En un mensaje publicado en la red social X (anteriormente Twitter), el legislador cubanoamericano Carlos Giménez hizo eco de las advertencias emitidas por la jefatura de la diplomacia estadounidense. El congresista, con un largo historial de denuncia frente a las acciones del gobierno cubano, subrayó que el régimen no solo reprime y empobrece a su propia población, sino que sus acciones trascienden fronteras para afectar directamente el bienestar del pueblo estadounidense. \»Estos delincuentes socavan activamente nuestra democracia y nuestras instituciones\», afirmó Giménez, exigiendo que el aparato de poder en la isla sea relegado al \»basurero de la historia\».

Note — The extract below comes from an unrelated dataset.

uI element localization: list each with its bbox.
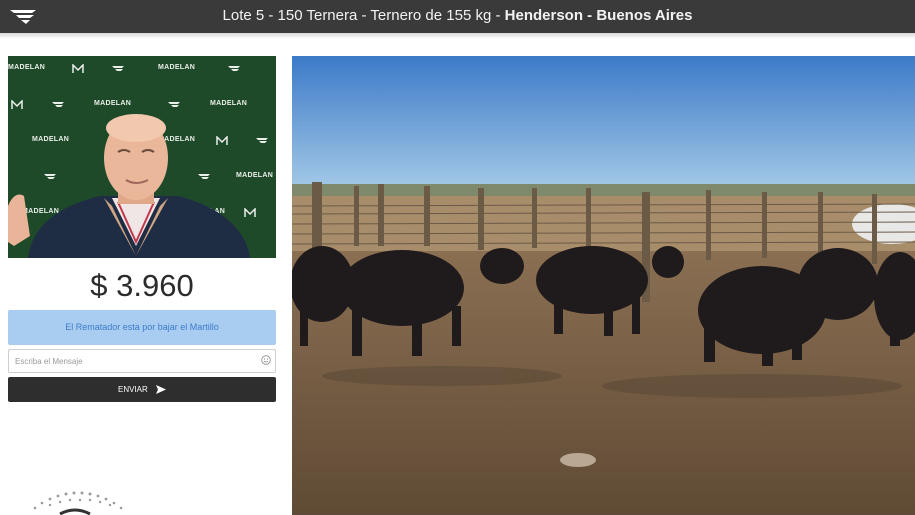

Las declaraciones del legislador se produjeron horas después de que Rubio concediera una entrevista al programa \»My View with Lara Trump\» de Fox News, donde defendió los hallazgos de un reciente y detallado informe del Departamento de Estado. El documento atribuye a las autoridades de la isla un papel protagónico y estratégico en redes internacionales de espionaje y en campañas de desestabilización política dentro de Estados Unidos. La postura de Washington marca un punto de inflexión en la forma en que se evalúa el riesgo geopolítico que emana del Caribe, dejando claro que la complacencia hacia la dictadura cubana ha concluido en las altas esferas del gobierno norteamericano.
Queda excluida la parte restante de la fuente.